La confusion dans laquelle nous avons été forcés plus ou moins de pénétrer comme un pied trop grand dans une petite chaussure c’est celle qui mélange la notion de travail et de loisir, l’effort et l’amusement.

Internet est le lieu de cette confusion par nature. Où tout à chacun désormais se rémunère du temps qu’il passe à fournir du clic et des likes par le plaisir éprouvé au contact de l’apparente gratuité dans de nombreux échanges.

Mais ce n’est bien sur qu’un point de vue superficiel de penser que nous pouvons ainsi donner du temps en échange d’un accès gratuit à toutes ces ressources.

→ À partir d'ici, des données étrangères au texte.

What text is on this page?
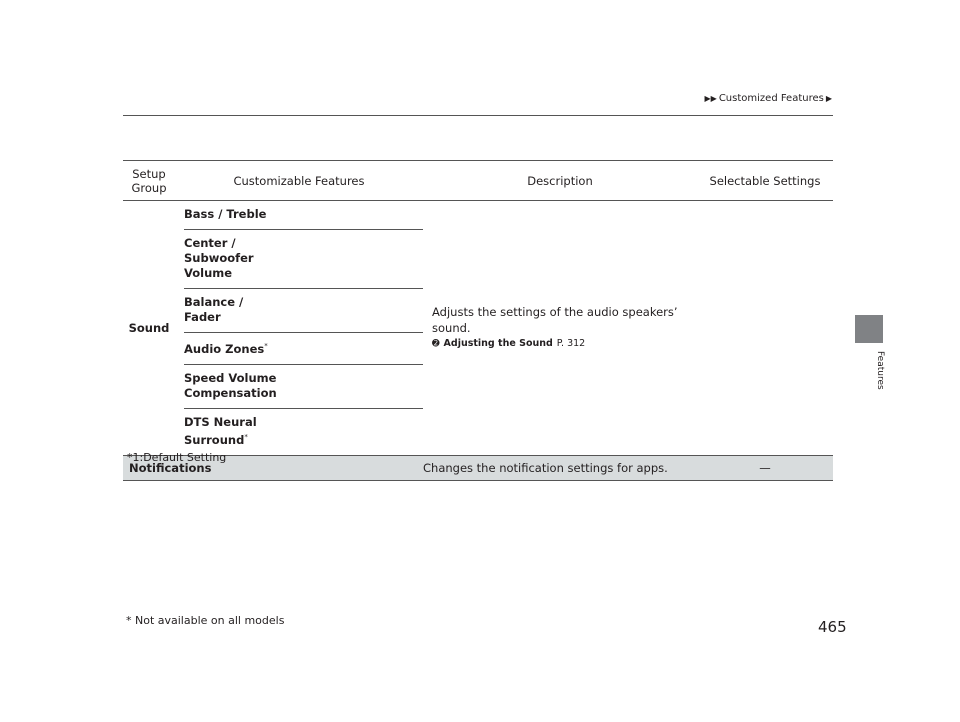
▶▶ Customized Features ▶
Features
Setup
Group	Customizable Features	Description	Selectable Settings
Sound	Bass / Treble	Adjusts the settings of the audio speakers’ sound.
➋ Adjusting the Sound P. 312	

	Center /
Subwoofer
Volume		

	Balance /
Fader		

	Audio Zones*

	Speed Volume
Compensation		

	DTS Neural
Surround*

Notifications		Changes the notification settings for apps.	—
*1:Default Setting
* Not available on all models	465
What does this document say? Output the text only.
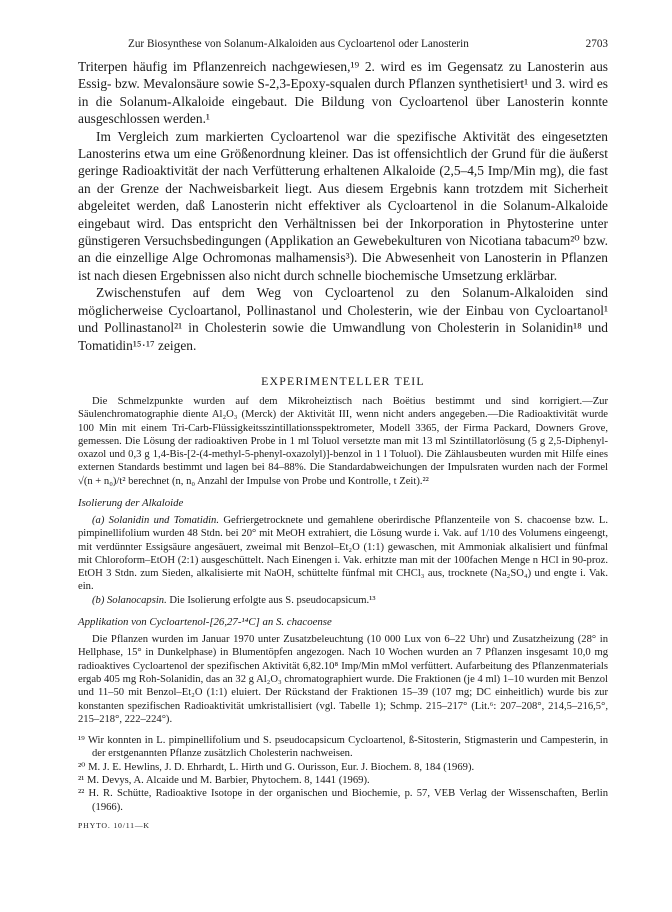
Zur Biosynthese von Solanum-Alkaloiden aus Cycloartenol oder Lanosterin	2703

Triterpen häufig im Pflanzenreich nachgewiesen,¹⁹ 2. wird es im Gegensatz zu Lanosterin aus Essig- bzw. Mevalonsäure sowie S-2,3-Epoxy-squalen durch Pflanzen synthetisiert¹ und 3. wird es in die Solanum-Alkaloide eingebaut. Die Bildung von Cycloartenol über Lanosterin konnte ausgeschlossen werden.¹

Im Vergleich zum markierten Cycloartenol war die spezifische Aktivität des eingesetzten Lanosterins etwa um eine Größenordnung kleiner. Das ist offensichtlich der Grund für die äußerst geringe Radioaktivität der nach Verfütterung erhaltenen Alkaloide (2,5–4,5 Imp/Min mg), die fast an der Grenze der Nachweisbarkeit liegt. Aus diesem Ergebnis kann trotzdem mit Sicherheit abgeleitet werden, daß Lanosterin nicht effektiver als Cycloartenol in die Solanum-Alkaloide eingebaut wird. Das entspricht den Verhältnissen bei der Inkorporation in Phytosterine unter günstigeren Versuchsbedingungen (Applikation an Gewebekulturen von Nicotiana tabacum²⁰ bzw. an die einzellige Alge Ochromonas malhamensis³). Die Abwesenheit von Lanosterin in Pflanzen ist nach diesen Ergebnissen also nicht durch schnelle biochemische Umsetzung erklärbar.

Zwischenstufen auf dem Weg von Cycloartenol zu den Solanum-Alkaloiden sind möglicherweise Cycloartanol, Pollinastanol und Cholesterin, wie der Einbau von Cycloartanol¹ und Pollinastanol²¹ in Cholesterin sowie die Umwandlung von Cholesterin in Solanidin¹⁸ und Tomatidin¹⁵·¹⁷ zeigen.

EXPERIMENTELLER TEIL

Die Schmelzpunkte wurden auf dem Mikroheiztisch nach Boëtius bestimmt und sind korrigiert.—Zur Säulenchromatographie diente Al₂O₃ (Merck) der Aktivität III, wenn nicht anders angegeben.—Die Radioaktivität wurde 100 Min mit einem Tri-Carb-Flüssigkeitsszintillationsspektrometer, Modell 3365, der Firma Packard, Downers Grove, gemessen. Die Lösung der radioaktiven Probe in 1 ml Toluol versetzte man mit 13 ml Szintillatorlösung (5 g 2,5-Diphenyl-oxazol und 0,3 g 1,4-Bis-[2-(4-methyl-5-phenyl-oxazolyl)]-benzol in 1 l Toluol). Die Zählausbeuten wurden mit Hilfe eines externen Standards bestimmt und lagen bei 84–88%. Die Standardabweichungen der Impulsraten wurden nach der Formel √(n + n₀)/t² berechnet (n, n₀ Anzahl der Impulse von Probe und Kontrolle, t Zeit).²²

Isolierung der Alkaloide
(a) Solanidin und Tomatidin. Gefriergetrocknete und gemahlene oberirdische Pflanzenteile von S. chacoense bzw. L. pimpinellifolium wurden 48 Stdn. bei 20° mit MeOH extrahiert, die Lösung wurde i. Vak. auf 1/10 des Volumens eingeengt, mit verdünnter Essigsäure angesäuert, zweimal mit Benzol–Et₂O (1:1) gewaschen, mit Ammoniak alkalisiert und fünfmal mit Chloroform–EtOH (2:1) ausgeschüttelt. Nach Einengen i. Vak. erhitzte man mit der 100fachen Menge n HCl in 90-proz. EtOH 3 Stdn. zum Sieden, alkalisierte mit NaOH, schüttelte fünfmal mit CHCl₃ aus, trocknete (Na₂SO₄) und engte i. Vak. ein.
(b) Solanocapsin. Die Isolierung erfolgte aus S. pseudocapsicum.¹³
Applikation von Cycloartenol-[26,27-¹⁴C] an S. chacoense

Die Pflanzen wurden im Januar 1970 unter Zusatzbeleuchtung (10 000 Lux von 6–22 Uhr) und Zusatzheizung (28° in Hellphase, 15° in Dunkelphase) in Blumentöpfen angezogen. Nach 10 Wochen wurden an 7 Pflanzen insgesamt 10,0 mg radioaktives Cycloartenol der spezifischen Aktivität 6,82.10⁸ Imp/Min mMol verfüttert. Aufarbeitung des Pflanzenmaterials ergab 405 mg Roh-Solanidin, das an 32 g Al₂O₃ chromatographiert wurde. Die Fraktionen (je 4 ml) 1–10 wurden mit Benzol und 11–50 mit Benzol–Et₂O (1:1) eluiert. Der Rückstand der Fraktionen 15–39 (107 mg; DC einheitlich) wurde bis zur konstanten spezifischen Radioaktivität umkristallisiert (vgl. Tabelle 1); Schmp. 215–217° (Lit.⁶: 207–208°, 214,5–216,5°, 215–218°, 222–224°).

¹⁹ Wir konnten in L. pimpinellifolium und S. pseudocapsicum Cycloartenol, ß-Sitosterin, Stigmasterin und Campesterin, in der erstgenannten Pflanze zusätzlich Cholesterin nachweisen.
²⁰ M. J. E. Hewlins, J. D. Ehrhardt, L. Hirth und G. Ourisson, Eur. J. Biochem. 8, 184 (1969).
²¹ M. Devys, A. Alcaide und M. Barbier, Phytochem. 8, 1441 (1969).
²² H. R. Schütte, Radioaktive Isotope in der organischen und Biochemie, p. 57, VEB Verlag der Wissenschaften, Berlin (1966).
PHYTO. 10/11—K
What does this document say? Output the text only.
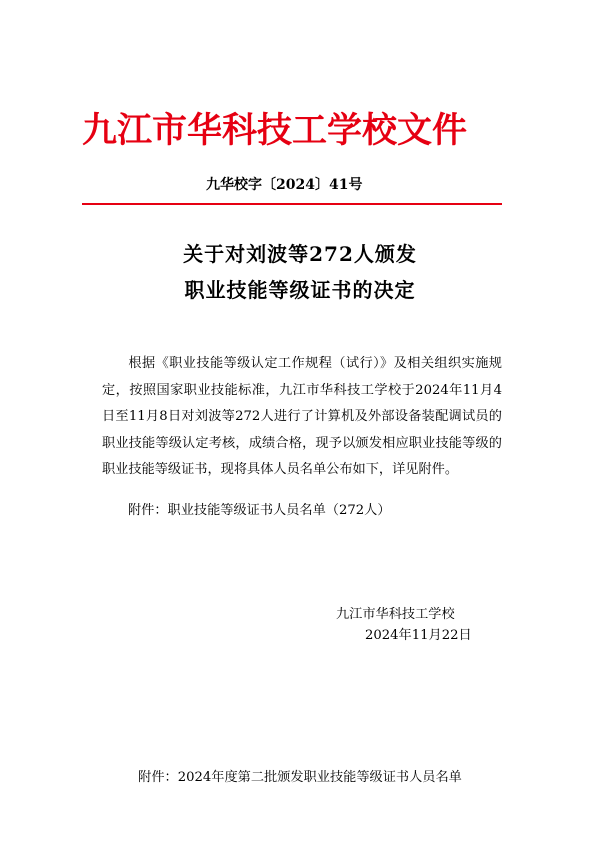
九江市华科技工学校文件
九华校字〔2024〕41号
关于对刘波等272人颁发
职业技能等级证书的决定

根据《职业技能等级认定工作规程（试行）》及相关组织实施规定，按照国家职业技能标准，九江市华科技工学校于2024年11月4日至11月8日对刘波等272人进行了计算机及外部设备装配调试员的职业技能等级认定考核，成绩合格，现予以颁发相应职业技能等级的职业技能等级证书，现将具体人员名单公布如下，详见附件。

附件：职业技能等级证书人员名单（272人）
九江市华科技工学校
2024年11月22日
附件：2024年度第二批颁发职业技能等级证书人员名单
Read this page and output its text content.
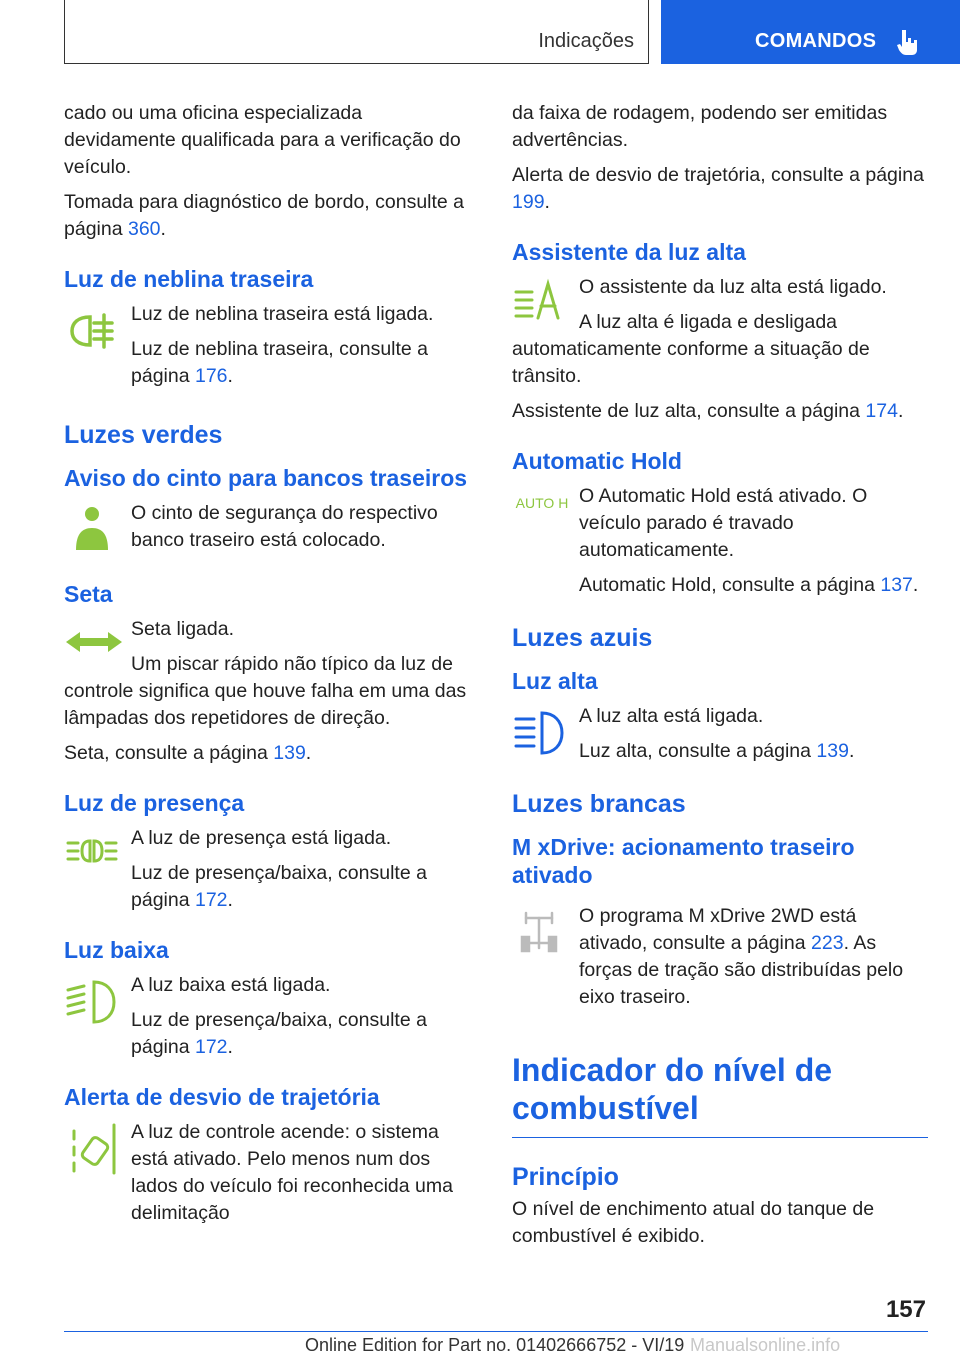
Indicações	COMANDOS

cado ou uma oficina especializada devidamente qualificada para a verificação do veículo.

Tomada para diagnóstico de bordo, consulte a página 360.

Luz de neblina traseira

Luz de neblina traseira está ligada.

Luz de neblina traseira, consulte a página 176.

Luzes verdes
Aviso do cinto para bancos traseiros

O cinto de segurança do respectivo banco traseiro está colocado.

Seta

Seta ligada.

Um piscar rápido não típico da luz de controle significa que houve falha em uma das lâmpadas dos repetidores de direção.

Seta, consulte a página 139.

Luz de presença

A luz de presença está ligada.

Luz de presença/baixa, consulte a página 172.

Luz baixa

A luz baixa está ligada.

Luz de presença/baixa, consulte a página 172.

Alerta de desvio de trajetória

A luz de controle acende: o sistema está ativado. Pelo menos num dos lados do veículo foi reconhecida uma delimitação

da faixa de rodagem, podendo ser emitidas advertências.

Alerta de desvio de trajetória, consulte a página 199.

Assistente da luz alta

O assistente da luz alta está ligado.

A luz alta é ligada e desligada automaticamente conforme a situação de trânsito.

Assistente de luz alta, consulte a página 174.

Automatic Hold
AUTO H O Automatic Hold está ativado. O veículo parado é travado automaticamente.

Automatic Hold, consulte a página 137.

Luzes azuis
Luz alta

A luz alta está ligada.

Luz alta, consulte a página 139.

Luzes brancas
M xDrive: acionamento traseiro ativado

O programa M xDrive 2WD está ativado, consulte a página 223. As forças de tração são distribuídas pelo eixo traseiro.

Indicador do nível de combustível

Princípio

O nível de enchimento atual do tanque de combustível é exibido.

157
Online Edition for Part no. 01402666752 - VI/19 Manualsonline.info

Tout d’abord nous payons un abonnement à l’opérateur qui nous fournit ce pseudo nirvana et ensuite il n’y a pas d’action que nous puissions effectuer qui ne soit désormais l’objet d’une analyse, qui elle même permettra de générer du profit pour les ténors de la toile.

Nous le savons plus ou moins consciemment tous, lorsque c’est gratuit c’est nous le produit.

Ces entreprises géantes qui se partagent les profits du net et qui ne cessent de croitre chaque année de plus en plus, savent créer l’addiction, et sont d’une créativité stupéfiante lorsqu’il s’agit de faire du fric.

C’est un nouveau paradigme qu’elles nous proposent et contre lequel nous ne luttons qu’ à peine, mollement lorsque cela nous apparait un peu trop évident, ou lorsque nous avons le temps et l’envie surtout de nous en préoccuper.

Englués dans ces addictions c’est justement du désir et du temps dont nous sommes de plus en plus écartés.

Il y a un travail invisible qui est une sorte de conjugaison de nos renoncements et de notre dignité devenue de plus en plus dérisoire désormais. Un travail de sape à n’en pas douter.

Fin des dialogues Huile sur toile collection privée Patrick Blanchon 2016

3 réflexions sur “Travail invisible

  1. On choisit notre camp. On est des “créateurs de contenu” qui alimentent la bête mais, oui, nous ne sommes que le produit en tablette finalement. Ou, on se fond dans la masse grandissante des outrés et des indignés, des “éveillés”, de ceux qui voient miraculeusement clair dans les sombres complots, qui confondent le média avec le crachoir, la bavette avec le bavoir. C’est l’Afrique ici aussi. Faut choisir son rang dans la grande chaîne alimentaire avant qu’elle ne nous choisisse. Bonne journée cher ami.